Remote Access VPN and Tunneling Protocol Analysis
The market forces
driving the adoption of Remote Access VPN (primarily an ever-more mobile and
distributed workforce in need of economical connectivity) are building daily.
ISPs hoping to capitalize on this growth market must build a tunneling infrastructure
to support Remote Access VPN services. But the $64,000 question. which tunneling
protocol infrastructure? In this column, we'll examine the alternative tunneling
protocol that ISPs may wish to consider.
For a Virtual
Private Network service that simply reduces the cost of authenticated remote
access VPN, compulsory L2TP tunneling protocol is arguably the most straightforward
approach. ISP NAS configuration is comparatively limited, and there is no client
software to support.
Layer 2 tunnels connect a single dial user to a private network, treating the public Internet as a virtual data link. Without tunneling protocol, PPP sessions connect a dial user to an enterprise's private modem pool. With tunnels, the PPP session endpoint can be extended to the edge of the customer's corporate network, providing secure remote access VPN solution.

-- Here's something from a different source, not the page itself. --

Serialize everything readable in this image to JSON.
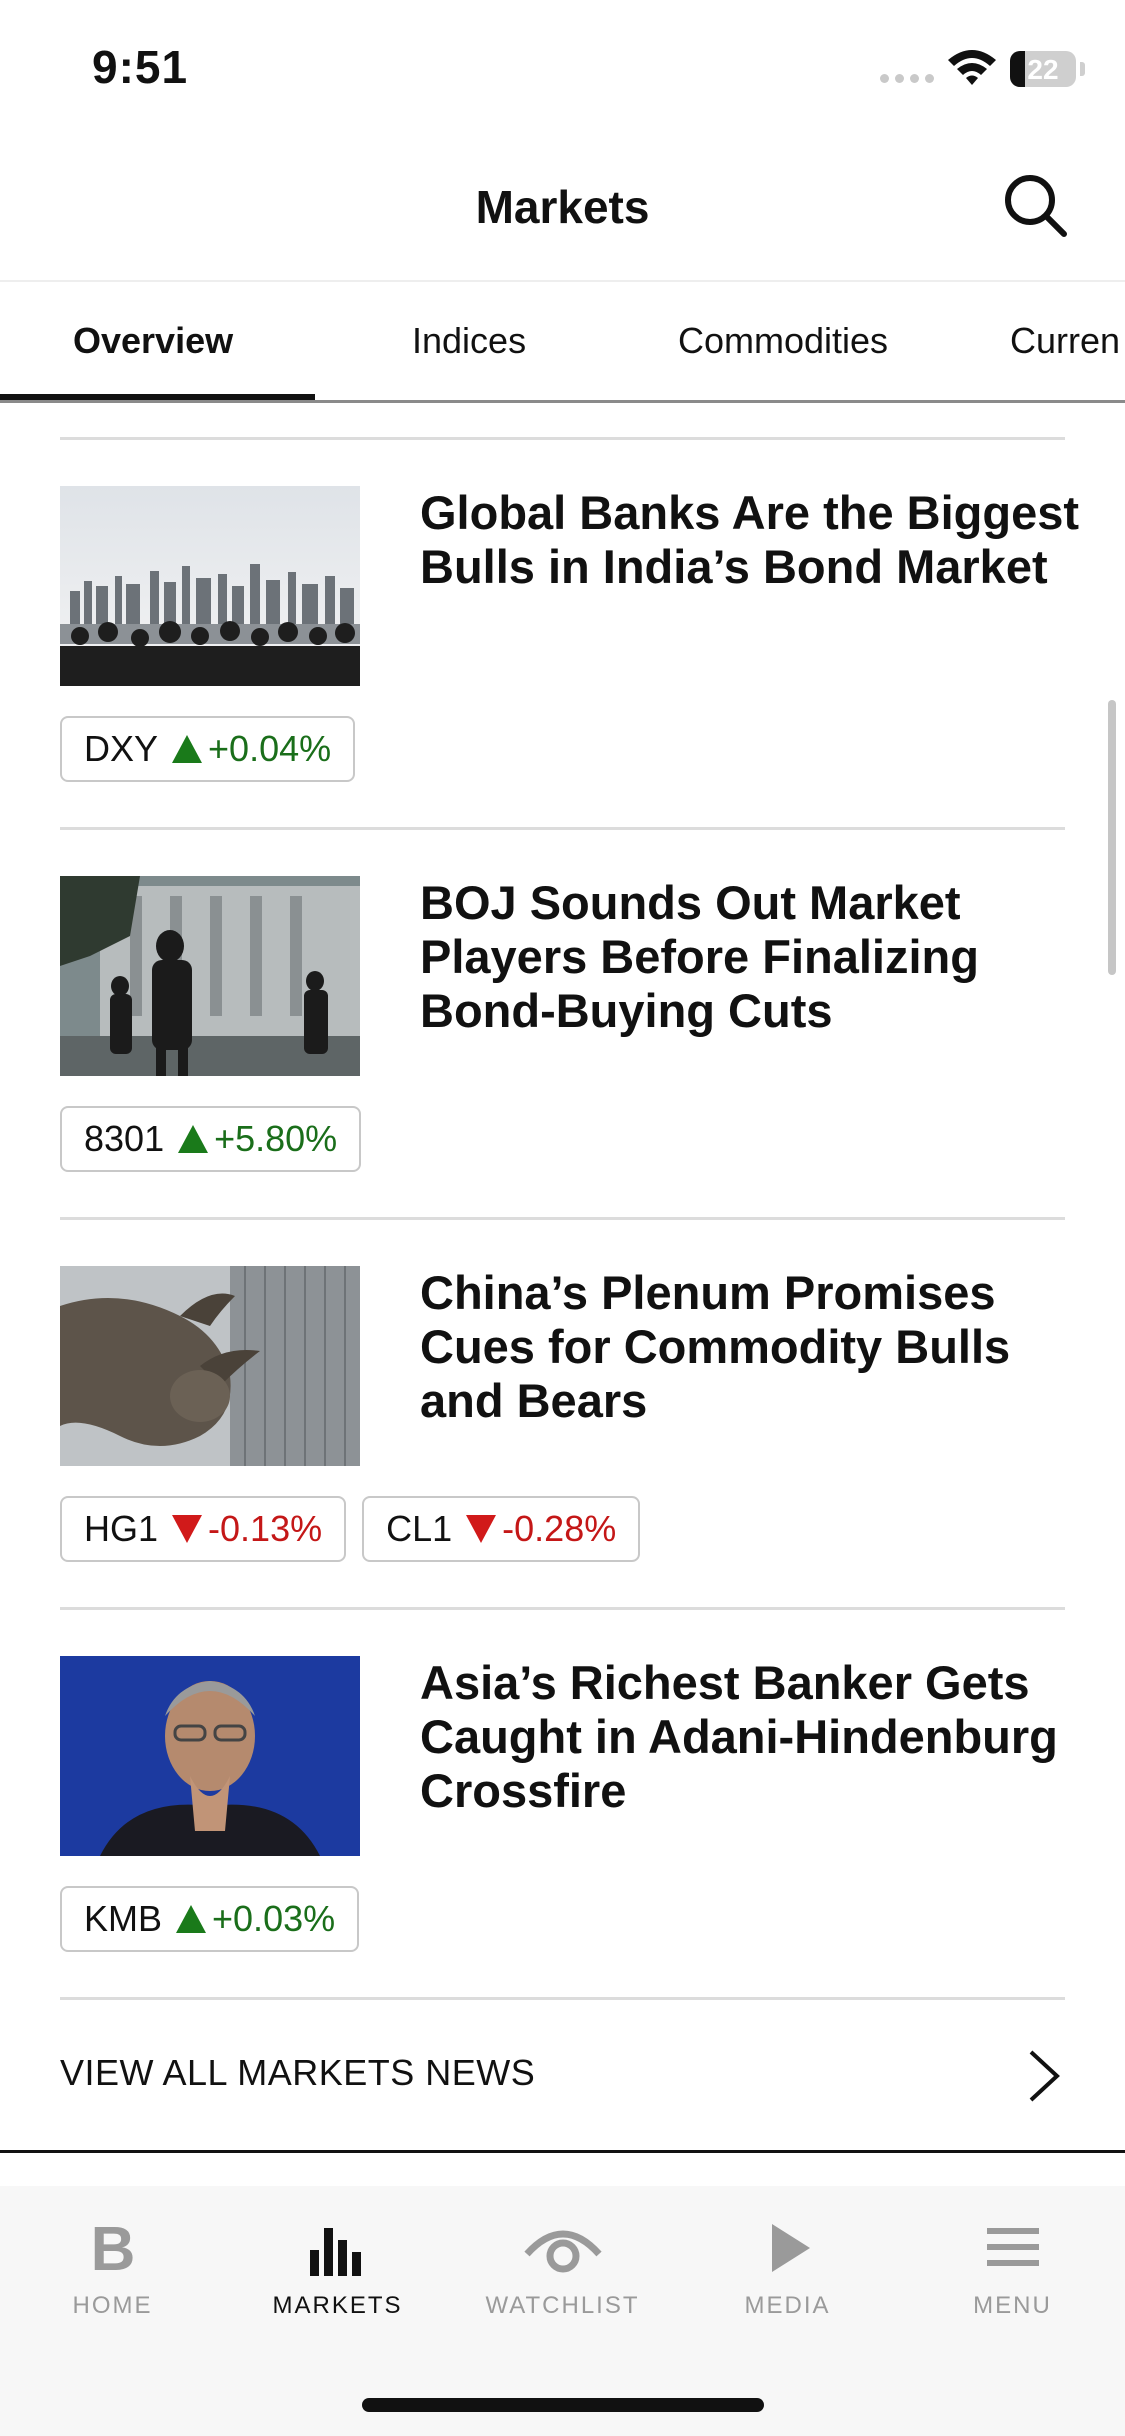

Microsoft's Point-to-Point Tunneling Protocol (PPTP) is often used for voluntary authenticated and encrypted tunneling between dial-up clients and a PPTP Network Server located just inside the customer's network. With PPTP, users dial into any Internet POP and then launch the Microsoft remote access VPN Adapter.
IPsec can also be used to support Remote Access VPN by tunneling from an individual host to a security gateway, topologically similar to voluntary PPTP tunnels. IP packets to public destinations are sent without addition of IPsec Tunneling protocol.